Keynote Lecture II
Dr. Craig Larkin (King's College London) Remembering Peace: Heritage, Nostalgia and forgetfulness in Lebanon and Iraq
Lebanon (1975–1990) and Iraq (2003–2017) have both endured civil war, foreign intervention, and prolonged militia violence. In both contexts, the consolidation of peace has been hindered by political instability and contested narratives over how to remember—or forget—the traumatic past. Official silence, whether maintained through amnesty laws, institutional amnesia, or inadequate transitional justice mechanisms, has increasingly been challenged by civil society initiatives that seek to reframe collective memory and imagine alternative futures. This paper examines the politics of memory through the rehabilitation of war-damaged sites in Beirut and Mosul—specifically Beit Beirut, The Egg, and Mosul Heritage Foundation and Baytna—highlighting tensions between nostalgic longing, curatorial practice, and the preservation of shared cultural heritage.

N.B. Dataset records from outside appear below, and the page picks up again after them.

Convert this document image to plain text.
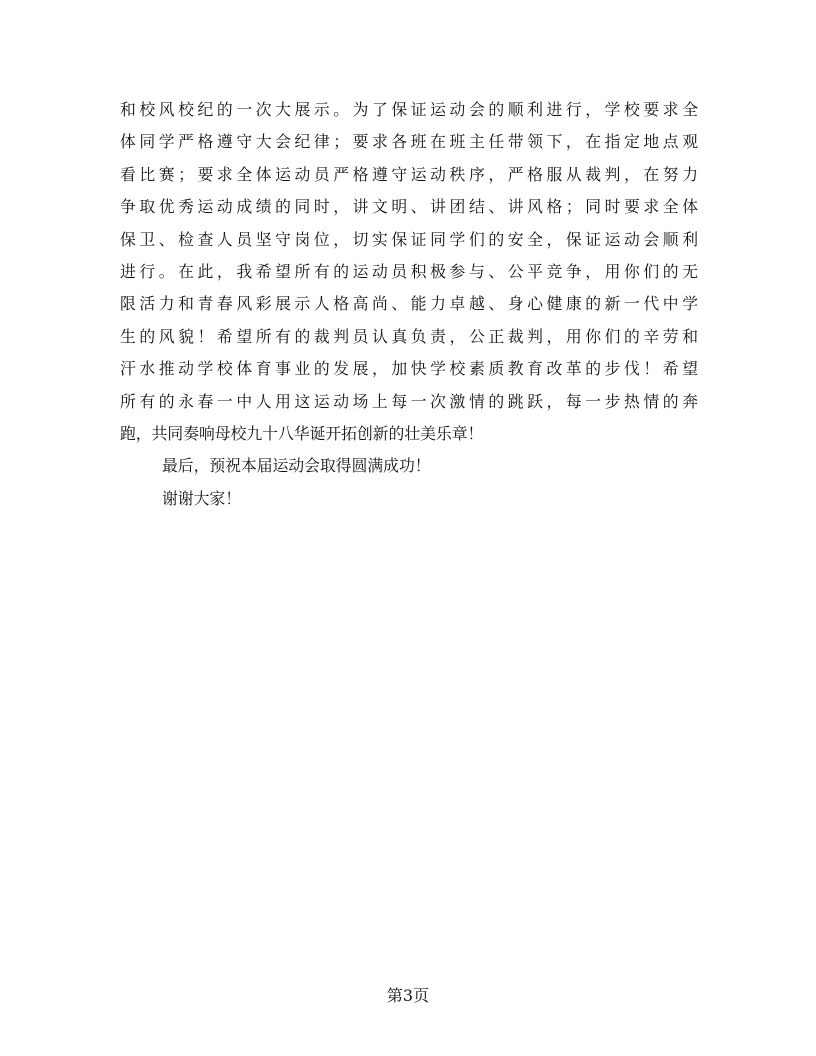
和校风校纪的一次大展示。为了保证运动会的顺利进行，学校要求全
体同学严格遵守大会纪律；要求各班在班主任带领下，在指定地点观
看比赛；要求全体运动员严格遵守运动秩序，严格服从裁判，在努力
争取优秀运动成绩的同时，讲文明、讲团结、讲风格；同时要求全体
保卫、检查人员坚守岗位，切实保证同学们的安全，保证运动会顺利
进行。在此，我希望所有的运动员积极参与、公平竞争，用你们的无
限活力和青春风彩展示人格高尚、能力卓越、身心健康的新一代中学
生的风貌！希望所有的裁判员认真负责，公正裁判，用你们的辛劳和
汗水推动学校体育事业的发展，加快学校素质教育改革的步伐！希望
所有的永春一中人用这运动场上每一次激情的跳跃，每一步热情的奔
跑，共同奏响母校九十八华诞开拓创新的壮美乐章！
最后，预祝本届运动会取得圆满成功！
谢谢大家！
第3页
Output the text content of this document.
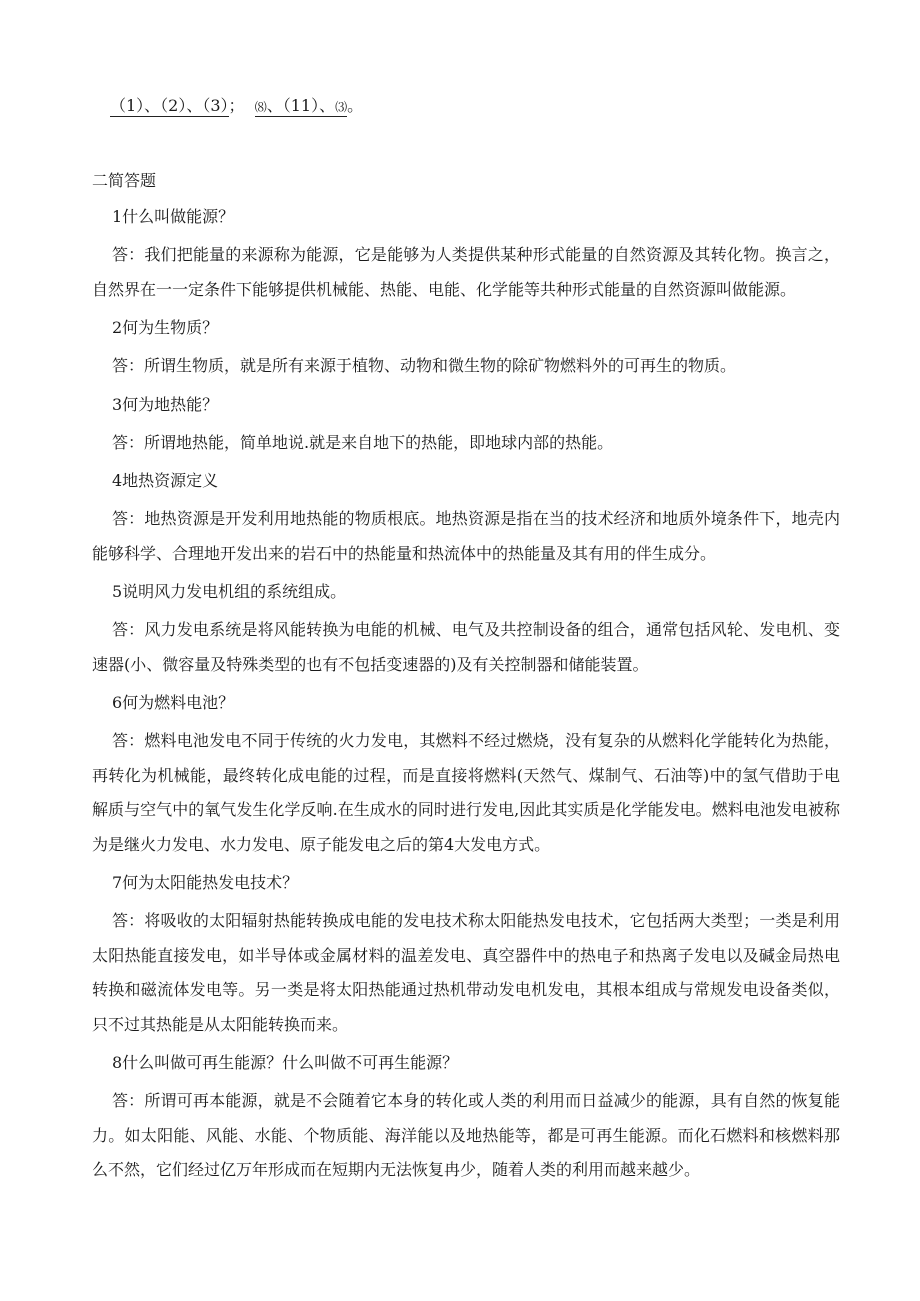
（1）、（2）、（3）； ⑻、（11）、⑶。

二简答题

1什么叫做能源？

答：我们把能量的来源称为能源，它是能够为人类提供某种形式能量的自然资源及其转化物。换言之，自然界在一一定条件下能够提供机械能、热能、电能、化学能等共种形式能量的自然资源叫做能源。

2何为生物质？

答：所谓生物质，就是所有来源于植物、动物和微生物的除矿物燃料外的可再生的物质。

3何为地热能？

答：所谓地热能，简单地说.就是来自地下的热能，即地球内部的热能。

4地热资源定义

答：地热资源是开发利用地热能的物质根底。地热资源是指在当的技术经济和地质外境条件下，地壳内能够科学、合理地开发出来的岩石中的热能量和热流体中的热能量及其有用的伴生成分。

5说明风力发电机组的系统组成。

答：风力发电系统是将风能转换为电能的机械、电气及共控制设备的组合，通常包括风轮、发电机、变速器(小、微容量及特殊类型的也有不包括变速器的)及有关控制器和储能装置。

6何为燃料电池？

答：燃料电池发电不同于传统的火力发电，其燃料不经过燃烧，没有复杂的从燃料化学能转化为热能，再转化为机械能，最终转化成电能的过程，而是直接将燃料(天然气、煤制气、石油等)中的氢气借助于电解质与空气中的氧气发生化学反响.在生成水的同时进行发电,因此其实质是化学能发电。燃料电池发电被称为是继火力发电、水力发电、原子能发电之后的第4大发电方式。

7何为太阳能热发电技术？

答：将吸收的太阳辐射热能转换成电能的发电技术称太阳能热发电技术，它包括两大类型；一类是利用太阳热能直接发电，如半导体或金属材料的温差发电、真空器件中的热电子和热离子发电以及碱金局热电转换和磁流体发电等。另一类是将太阳热能通过热机带动发电机发电，其根本组成与常规发电设备类似，只不过其热能是从太阳能转换而来。

8什么叫做可再生能源？什么叫做不可再生能源？

答：所谓可再本能源，就是不会随着它本身的转化或人类的利用而日益减少的能源，具有自然的恢复能力。如太阳能、风能、水能、个物质能、海洋能以及地热能等，都是可再生能源。而化石燃料和核燃料那么不然，它们经过亿万年形成而在短期内无法恢复冉少，随着人类的利用而越来越少。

Drawing on ethnographic fieldwork and interviews conducted between 2022 and 2025, it argues that memories of peace and violence are deeply intertwined, intersecting across spatial and temporal dimensions. Consequently, memory politics remain profoundly ambivalent: depending on framing, agency, and motivation, they can serve either as mechanisms of reconciliation or as tools of division. The findings suggest that organically ambiguous memory sites may offer more generative spaces for engaging with the past than formally curated spaces.